Although no specific passages address dementia, a major key to coping with this and any other generative disease is to remember that no matter your circumstances, God’s character does not change. His promises still hold true. Your circumstances do not change His purposes for you.

God is actively working “all things” together for good.  If you don’t see any good in your circumstances, it is because He isn’t finished working yet, for “…we know that for those who love God all things work together for good, for those who are called according to His purpose” (Romans 8:28). For some people, one of those “all things” includes dementia.. God does not say that all things are good—as dementia certainly is not good in itself!  Rather, God says He works  good in all things.

As it has been said, “If you aren’t dead, you aren’t done.”  God still has a purpose for those suffering with dementia.  You may not understand the “why” of this disease, but you can know that God is still in control of your life.  You aren’t done with your earthly mission until God says you are done.

With dementia, you may become uncertain about who you are or confused by the people around you, but God knows you.  You are not and never will be forgotten.  God declared:  “Can a mother forget her baby?  But even if she forgets, I will never forget you” (Isaiah 49:15).  In verse 16, God declares that your name is written on the palm of His hand.  There is no way you will be forgotten!

You will not lose your salvation if your dementia causes you to forget God.  The people of Israel willfully chose to forget God, yet the Word confirms that He saved them for His name’s sake:

             They did not remember the abundance of [God’s] steadfast love…
Yet he saved them for his name’s sake, that he might make known his mighty power.

             (Psalm 106:7, 8)

Claim and continue to trust in these precious promises of  God:

“…My grace is sufficient for you, for My strength is made perfect in weakness.” Therefore most gladly I will rather boast in my infirmities, that the power of Christ may rest upon me. Therefore I take pleasure in infirmities, in reproaches, in needs, in persecutions, in distresses, for Christ’s sake. For when I am weak, then I am strong.

(2 Corinthians 12:9, NKJV)

 I am with you always, even unto the end of the world. (Matthew 28:20, NKJV)

Yet in all these things we are more than conquerors through Him who loved us. For I am persuaded that neither death nor life, nor angels nor principalities nor powers, nor things present nor things to come, nor height nor depth, nor any other created thing, shall be able to separate us from the love of God which is in Christ Jesus our Lord.  

(Romans 8:37-39, NKJV)

 Nothing will separate you from God—not even dementia!

When I fear my faith will fail, Christ will hold me fast;
When the tempter would prevail, He will hold me fast.
I could never keep my hold through life’s fearful path;
For my love is often cold; He must hold me fast.

Those He saves are His delight, Christ will hold me fast;
Precious in his holy sight, He will hold me fast.
He’ll not let my soul be lost; His promises shall last;
Bought by Him at such a cost, He will hold me fast.

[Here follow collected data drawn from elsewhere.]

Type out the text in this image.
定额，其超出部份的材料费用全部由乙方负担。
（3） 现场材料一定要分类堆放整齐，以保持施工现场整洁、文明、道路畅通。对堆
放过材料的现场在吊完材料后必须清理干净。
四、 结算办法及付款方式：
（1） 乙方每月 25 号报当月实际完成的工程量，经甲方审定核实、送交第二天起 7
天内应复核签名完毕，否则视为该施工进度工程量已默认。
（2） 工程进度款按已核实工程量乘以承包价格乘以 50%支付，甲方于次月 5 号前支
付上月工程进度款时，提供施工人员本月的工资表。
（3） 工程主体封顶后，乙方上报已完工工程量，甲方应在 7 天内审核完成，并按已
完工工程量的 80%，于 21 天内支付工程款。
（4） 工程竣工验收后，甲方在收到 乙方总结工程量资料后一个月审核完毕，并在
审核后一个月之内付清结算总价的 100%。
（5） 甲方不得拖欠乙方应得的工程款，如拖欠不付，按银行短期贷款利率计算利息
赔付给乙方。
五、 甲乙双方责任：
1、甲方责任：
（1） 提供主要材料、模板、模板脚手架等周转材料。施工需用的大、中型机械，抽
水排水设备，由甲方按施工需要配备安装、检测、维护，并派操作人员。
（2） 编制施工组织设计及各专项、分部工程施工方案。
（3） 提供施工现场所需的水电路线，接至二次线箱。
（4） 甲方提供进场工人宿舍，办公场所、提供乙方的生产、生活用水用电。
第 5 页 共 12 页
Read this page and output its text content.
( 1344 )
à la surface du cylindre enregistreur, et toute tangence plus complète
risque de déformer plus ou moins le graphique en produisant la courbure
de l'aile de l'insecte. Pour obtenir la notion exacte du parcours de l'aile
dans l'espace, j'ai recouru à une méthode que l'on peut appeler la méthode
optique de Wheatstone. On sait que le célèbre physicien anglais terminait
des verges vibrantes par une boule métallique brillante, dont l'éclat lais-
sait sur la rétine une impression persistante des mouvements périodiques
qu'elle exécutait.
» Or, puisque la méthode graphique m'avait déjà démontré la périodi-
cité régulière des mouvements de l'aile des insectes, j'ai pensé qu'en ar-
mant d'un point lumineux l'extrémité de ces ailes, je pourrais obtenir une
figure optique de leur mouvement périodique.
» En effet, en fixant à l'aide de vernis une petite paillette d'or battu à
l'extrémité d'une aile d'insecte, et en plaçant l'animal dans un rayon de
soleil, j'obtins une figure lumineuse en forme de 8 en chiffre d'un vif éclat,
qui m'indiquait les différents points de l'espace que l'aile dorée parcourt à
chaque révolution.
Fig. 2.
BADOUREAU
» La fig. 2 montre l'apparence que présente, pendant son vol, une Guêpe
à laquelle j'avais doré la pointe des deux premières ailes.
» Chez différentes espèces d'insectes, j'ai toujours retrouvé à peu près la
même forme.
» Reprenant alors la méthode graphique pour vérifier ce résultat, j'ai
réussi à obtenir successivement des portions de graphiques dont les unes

For my life He bled and died, Christ will hold me fast;
Justice has been satisfied; He will hold me fast.
Raised with Him to endless life, He will hold me fast
‘Till our faith is turned to sight, When He comes at last!

Chorus:  He will hold me fast, He will hold me fast;
For my Savior loves me so, He will hold me fast.

Remember that when you feel you no longer have strength to hold on to Him physically, mentally, or spiritually–He will hold on to you.  He will hold you fast!